World News

    Indonesia Halts Military Cooperation with Australia over Spying Claims

    Indonesia is suspending military and intelligence cooperation with its traditional ally Australia, following allegations that Australian spies listened in on the phone calls of senior Indonesian officials.

    The move was announced Wednesday in a nationally televised address by President Susilo Bambang Yudhoyono, whose phone calls were among those reported to be intercepted.

    President Yudhoyono said he wants to maintain good relations with Australia, but that the two countries cannot continue work together on military and intelligence activities until the spying scandal is resolved.



    "I take this case seriously. I believe it is not permitted for other countries to tap (the communications of) officials, according to Indonesia law, Australia law, even international law. It violates human rights."



    Among the areas to be affected by the move are people smuggling operations, joint military training programs, and combined maritime patrols. It is not clear when the suspension will begin.

    Australian Prime Minister Tony Abbott has refused to apologize for the spying allegations, which surfaced in a series of reports based on secret memos leaked by ex-U.S. intelligence contractor Edward Snowden.

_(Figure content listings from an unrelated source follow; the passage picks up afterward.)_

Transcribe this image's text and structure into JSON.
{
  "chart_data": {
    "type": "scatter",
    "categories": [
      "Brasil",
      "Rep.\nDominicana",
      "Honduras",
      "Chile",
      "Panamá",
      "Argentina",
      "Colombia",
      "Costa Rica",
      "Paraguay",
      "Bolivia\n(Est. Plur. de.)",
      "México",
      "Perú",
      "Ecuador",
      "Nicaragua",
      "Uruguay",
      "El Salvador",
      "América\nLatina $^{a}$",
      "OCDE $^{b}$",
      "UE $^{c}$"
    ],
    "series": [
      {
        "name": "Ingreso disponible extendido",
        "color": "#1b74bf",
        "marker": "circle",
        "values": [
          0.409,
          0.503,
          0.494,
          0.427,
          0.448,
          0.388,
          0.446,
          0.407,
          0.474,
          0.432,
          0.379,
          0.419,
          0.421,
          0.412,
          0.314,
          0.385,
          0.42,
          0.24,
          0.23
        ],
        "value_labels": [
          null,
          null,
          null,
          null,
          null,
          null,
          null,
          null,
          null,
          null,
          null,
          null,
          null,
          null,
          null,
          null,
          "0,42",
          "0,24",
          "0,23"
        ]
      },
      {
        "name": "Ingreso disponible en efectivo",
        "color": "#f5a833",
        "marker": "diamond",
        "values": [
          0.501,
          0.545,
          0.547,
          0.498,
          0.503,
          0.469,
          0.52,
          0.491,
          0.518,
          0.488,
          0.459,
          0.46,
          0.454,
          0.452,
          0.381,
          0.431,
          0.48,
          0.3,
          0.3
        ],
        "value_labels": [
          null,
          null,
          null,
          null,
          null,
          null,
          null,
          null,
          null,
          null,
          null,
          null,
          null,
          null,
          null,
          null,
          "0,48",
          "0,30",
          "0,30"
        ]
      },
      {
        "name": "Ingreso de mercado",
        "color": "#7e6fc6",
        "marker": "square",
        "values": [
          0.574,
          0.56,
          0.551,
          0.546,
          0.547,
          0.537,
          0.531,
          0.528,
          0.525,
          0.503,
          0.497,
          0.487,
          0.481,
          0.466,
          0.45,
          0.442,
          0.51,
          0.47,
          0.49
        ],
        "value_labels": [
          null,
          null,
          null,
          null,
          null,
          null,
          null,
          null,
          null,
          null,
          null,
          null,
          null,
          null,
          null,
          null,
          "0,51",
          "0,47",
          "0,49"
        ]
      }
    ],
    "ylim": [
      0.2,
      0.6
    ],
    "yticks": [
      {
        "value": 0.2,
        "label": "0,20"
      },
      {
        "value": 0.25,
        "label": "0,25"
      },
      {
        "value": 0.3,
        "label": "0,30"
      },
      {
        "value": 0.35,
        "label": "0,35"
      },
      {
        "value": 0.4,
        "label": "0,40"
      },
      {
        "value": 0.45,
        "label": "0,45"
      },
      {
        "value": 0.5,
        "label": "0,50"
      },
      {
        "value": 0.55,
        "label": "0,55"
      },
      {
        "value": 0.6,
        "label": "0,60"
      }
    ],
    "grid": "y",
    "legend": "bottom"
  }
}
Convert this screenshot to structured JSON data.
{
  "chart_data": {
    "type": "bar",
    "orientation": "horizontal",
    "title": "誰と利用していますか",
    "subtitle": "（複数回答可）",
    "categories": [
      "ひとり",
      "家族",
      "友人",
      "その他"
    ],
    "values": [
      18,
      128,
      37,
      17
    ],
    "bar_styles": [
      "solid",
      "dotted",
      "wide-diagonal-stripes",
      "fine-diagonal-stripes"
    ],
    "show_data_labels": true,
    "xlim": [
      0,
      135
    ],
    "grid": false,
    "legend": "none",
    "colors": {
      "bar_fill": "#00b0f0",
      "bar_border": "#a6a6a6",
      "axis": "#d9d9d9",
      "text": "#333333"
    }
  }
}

    Speaking to parliament earlier Wednesday, Prime Minister Abbott repeated his statements of "deep and sincere" regret for the embarrassment caused to Mr. Yudhoyono. But he warned against overreacting to the issue.



    "My intention, notwithstanding the difficulties of these days, is to do everything I reasonably can to help to build and strengthen the relationship with Indonesia, which is so important for both our countries."



    Australia has refused to confirm whether the spying took place. But Mr. Abbott has insisted that such information gathering is not unusual and is used to help Australia's allies.

    Indonesia has rejected this explanation. President Yudhoyono on Tuesday took to Twitter to directly accuse Mr. Abbott of belittling the allegations and refusing to show enough remorse.

    The spying allegations first appeared in reports by the Australian Broadcasting Corporation and The Guardian newspaper.

    The reports said Australian intelligence agents tracked activity on the mobile phone of Indonesian President Yudhoyono for 15 days in 2009. At least one of the president's calls were said to be intercepted. The news agencies also said the phones of Mr. Yudhoyono's wife, Kristiani Herawati, and eight other government officials, were targeted.

    Even before the latest allegations surfaced, Australian-Indonesian relations had been under strain. Last month, Indonesia summoned the Australian ambassador in Jakarta to complain about media reports claiming the diplomat's embassy was part of a vast U.S.-led surveillance network.

    Mr. Abbott also has upset many Indonesians by ordering his government to turn boats of Australia-bound asylum seekers back to Indonesia. He introduced the policy after taking office in September.